A minor miracle: I quickly found the bird completely still in the narrow band of dirt between the rock walk wall and the ivy jungle. See it?
It’s basically right above that gap in the concrete in the center of the frame. And worst of all Pepper had been practically right on top of the helpless creature, saved from being a quick snack perhaps only by its instinctive ability to remain absolutely still.
Here it is a bit more close-up, after I put Pepper inside:
I’m not sure how long it had been there. I’m not sure if it fell trying to fly or might have been nudged out by its sibling, but none of that mattered. What did matter was that it seemed in good health, which was good news.
What’s also good news is that I’m an absolute genius. See, yesterday morning Susan and I made good on percolating plans to make a run to Lowe’s for a growing list of home improvement things we needed.
Not on that list was one of those high-fruit pickers — those contraptions that extend like 15-feet and at the business end of it have this wire basket used to snag and catch fruit from hard to reach boughs. But as we were making our way through the garden section of the store I saw the thing and realized it might come in handy to help get them back up into the tree should one of the chicks not be very successful in taking their first flight.
You should know I did not pat myself on the back at my foresight and confidently add the $40 item to our collection of purchases. In fact I probably changed my mind about buying it three or four times before sighing and dropping it onto our cart, with the rationalization that I could return it.
And when Susan saw it in the cart she just smiled that “I totally married a nutjob” smile when I told her its potential purpose — but she understood and didn’t object.
Needless to say as I palmed the chick and it responded by opening its beak for something to eat, I remembered the picker and felt totally and absolutely righteous and awesome.
Susan held the chick while I readied the apparatus and she remarked how she could feel the vibrations of its rapid heartbeat (about 250 times a minute) and was surprised at how much warmth it radiated. Momma hovered nearby wanting to know what we were doing with her baby!
Of course, I had it in my head that I’d put the chick in the cage, hoist it up into the laurel tree’s branches near the nest and it would hop out back home all safe and sound.

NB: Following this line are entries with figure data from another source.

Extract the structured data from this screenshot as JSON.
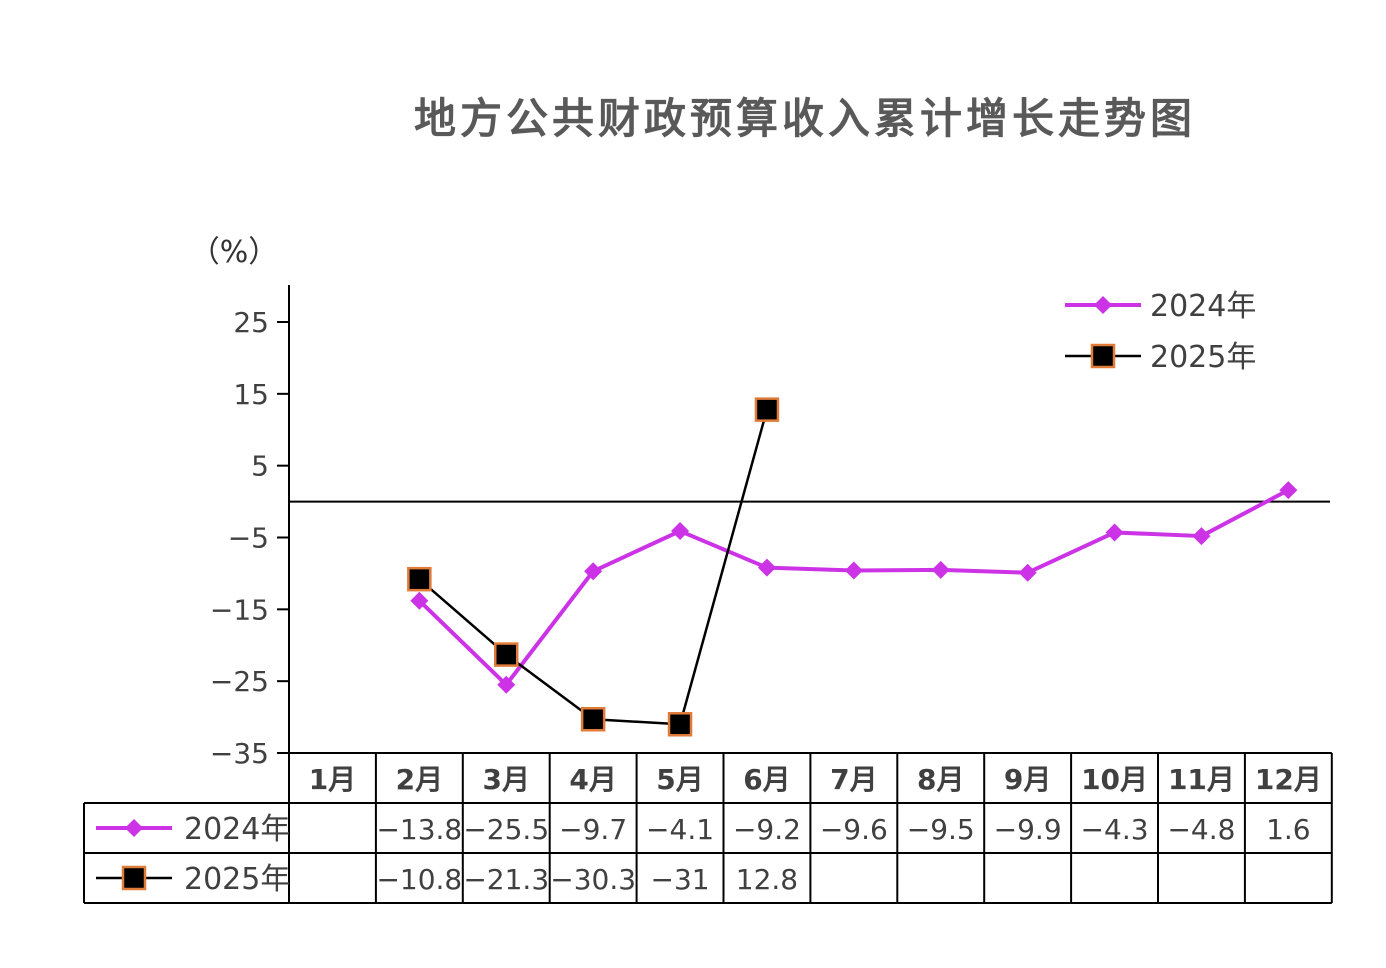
{
  "chart_data": {
    "type": "line",
    "title": "地方公共财政预算收入累计增长走势图",
    "ylabel": "（%）",
    "xlabel": "",
    "ylim": [
      -35,
      30
    ],
    "yticks": [
      25,
      15,
      5,
      -5,
      -15,
      -25,
      -35
    ],
    "ytick_labels": [
      "25",
      "15",
      "5",
      "−5",
      "−15",
      "−25",
      "−35"
    ],
    "categories": [
      "1月",
      "2月",
      "3月",
      "4月",
      "5月",
      "6月",
      "7月",
      "8月",
      "9月",
      "10月",
      "11月",
      "12月"
    ],
    "series": [
      {
        "name": "2024年",
        "color": "#CC33E6",
        "marker": "diamond",
        "values": [
          null,
          -13.8,
          -25.5,
          -9.7,
          -4.1,
          -9.2,
          -9.6,
          -9.5,
          -9.9,
          -4.3,
          -4.8,
          1.6
        ],
        "labels": [
          "",
          "−13.8",
          "−25.5",
          "−9.7",
          "−4.1",
          "−9.2",
          "−9.6",
          "−9.5",
          "−9.9",
          "−4.3",
          "−4.8",
          "1.6"
        ]
      },
      {
        "name": "2025年",
        "color": "#000000",
        "marker": "square",
        "marker_edge": "#E07B39",
        "values": [
          null,
          -10.8,
          -21.3,
          -30.3,
          -31,
          12.8,
          null,
          null,
          null,
          null,
          null,
          null
        ],
        "labels": [
          "",
          "−10.8",
          "−21.3",
          "−30.3",
          "−31",
          "12.8",
          "",
          "",
          "",
          "",
          "",
          ""
        ]
      }
    ],
    "legend": "top-right",
    "grid": false,
    "data_table": true
  }
}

Yeah, no. The baby bird obviously felt no urgency to leave this cushion-y comfy new place for the crowded conditions of its birthplace. So it stayed put. Which is why if you pass by our house you’ll see this long orange rod dangling from the tree down over the ivy (image after the jump) because I hooked one of the picker’s grabber claws over a smaller branch and so far things seem to be working out fine. Mom’s gotten used to the new digs and been by to feed the chick. And the chick itself is just kicking back.
We’re certainly not out of the woods yet. Not by a long shot. There’s all sorts of things that could go wrong. The chick could fall out again and this time into the ivy, and/or the other one still in the nestÂ above it could take a dive. The picker could slip from its perch and fall or even potentially be stolen by some unknowing jerk. Plus its new home could draw the attentions of squirrels or crows or possums or blue jays.

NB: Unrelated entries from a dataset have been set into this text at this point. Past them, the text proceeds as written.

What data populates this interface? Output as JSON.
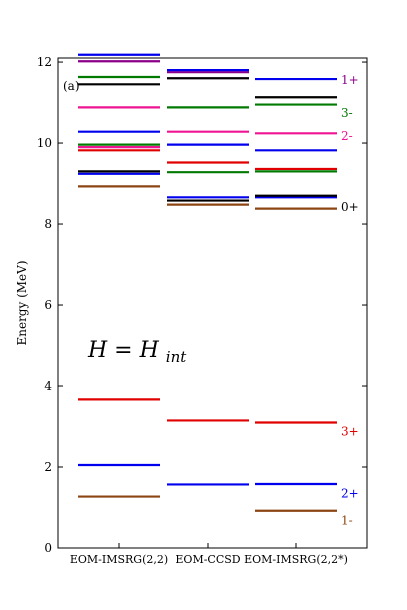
{
  "chart_data": {
    "type": "level-diagram",
    "ylabel": "Energy (MeV)",
    "ylim": [
      0,
      12.1
    ],
    "yticks": [
      "0",
      "2",
      "4",
      "6",
      "8",
      "10",
      "12"
    ],
    "panel_label": "(a)",
    "annotation": {
      "main": "H = H",
      "subscript": "int"
    },
    "colors": {
      "brown": "#8b4513",
      "blue": "#0000ee",
      "red": "#e00000",
      "black": "#000000",
      "green": "#007a00",
      "magenta": "#ee1493",
      "purple": "#8b008b"
    },
    "categories": [
      "EOM-IMSRG(2,2)",
      "EOM-CCSD",
      "EOM-IMSRG(2,2*)"
    ],
    "columns": [
      {
        "name": "EOM-IMSRG(2,2)",
        "levels": [
          {
            "energy": 1.27,
            "color": "brown"
          },
          {
            "energy": 2.05,
            "color": "blue"
          },
          {
            "energy": 3.67,
            "color": "red"
          },
          {
            "energy": 8.93,
            "color": "brown"
          },
          {
            "energy": 9.24,
            "color": "blue"
          },
          {
            "energy": 9.3,
            "color": "black"
          },
          {
            "energy": 9.82,
            "color": "red"
          },
          {
            "energy": 9.9,
            "color": "magenta"
          },
          {
            "energy": 9.96,
            "color": "green"
          },
          {
            "energy": 10.28,
            "color": "blue"
          },
          {
            "energy": 10.88,
            "color": "magenta"
          },
          {
            "energy": 11.45,
            "color": "black"
          },
          {
            "energy": 11.63,
            "color": "green"
          },
          {
            "energy": 12.02,
            "color": "purple"
          },
          {
            "energy": 12.18,
            "color": "blue"
          }
        ]
      },
      {
        "name": "EOM-CCSD",
        "levels": [
          {
            "energy": 1.57,
            "color": "blue"
          },
          {
            "energy": 3.15,
            "color": "red"
          },
          {
            "energy": 8.48,
            "color": "brown"
          },
          {
            "energy": 8.58,
            "color": "black"
          },
          {
            "energy": 8.66,
            "color": "blue"
          },
          {
            "energy": 9.28,
            "color": "green"
          },
          {
            "energy": 9.52,
            "color": "red"
          },
          {
            "energy": 9.96,
            "color": "blue"
          },
          {
            "energy": 10.28,
            "color": "magenta"
          },
          {
            "energy": 10.88,
            "color": "green"
          },
          {
            "energy": 11.6,
            "color": "black"
          },
          {
            "energy": 11.75,
            "color": "purple"
          },
          {
            "energy": 11.8,
            "color": "blue"
          }
        ]
      },
      {
        "name": "EOM-IMSRG(2,2*)",
        "levels": [
          {
            "energy": 0.92,
            "color": "brown"
          },
          {
            "energy": 1.58,
            "color": "blue"
          },
          {
            "energy": 3.1,
            "color": "red"
          },
          {
            "energy": 8.38,
            "color": "brown"
          },
          {
            "energy": 8.66,
            "color": "blue"
          },
          {
            "energy": 8.7,
            "color": "black"
          },
          {
            "energy": 9.3,
            "color": "green"
          },
          {
            "energy": 9.36,
            "color": "red"
          },
          {
            "energy": 9.82,
            "color": "blue"
          },
          {
            "energy": 10.24,
            "color": "magenta"
          },
          {
            "energy": 10.95,
            "color": "green"
          },
          {
            "energy": 11.13,
            "color": "black"
          },
          {
            "energy": 11.58,
            "color": "blue"
          }
        ],
        "labels": [
          {
            "text": "1-",
            "energy": 0.7,
            "color": "brown"
          },
          {
            "text": "2+",
            "energy": 1.37,
            "color": "blue"
          },
          {
            "text": "3+",
            "energy": 2.9,
            "color": "red"
          },
          {
            "text": "0+",
            "energy": 8.45,
            "color": "black"
          },
          {
            "text": "2-",
            "energy": 10.2,
            "color": "magenta"
          },
          {
            "text": "3-",
            "energy": 10.77,
            "color": "green"
          },
          {
            "text": "1+",
            "energy": 11.58,
            "color": "purple"
          }
        ]
      }
    ]
  }
}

But like I said, so far so good. And whether for better or worse I’ve given the amazing awe-inspiring creature a chance it certainly wouldn’t have had on the ground.
UPDATE (06.28): At 11 a.m., the wayward chick is still in its makeshift nest doing very well, having moved from the middle to perch on the perimeter of the picker basket. But its sibling, while partially visible in the actual nest higher up in the tree, has not moved all morning nor been visited by the mother hummingbird since yesterday, leading me to sadly consider that it may have died.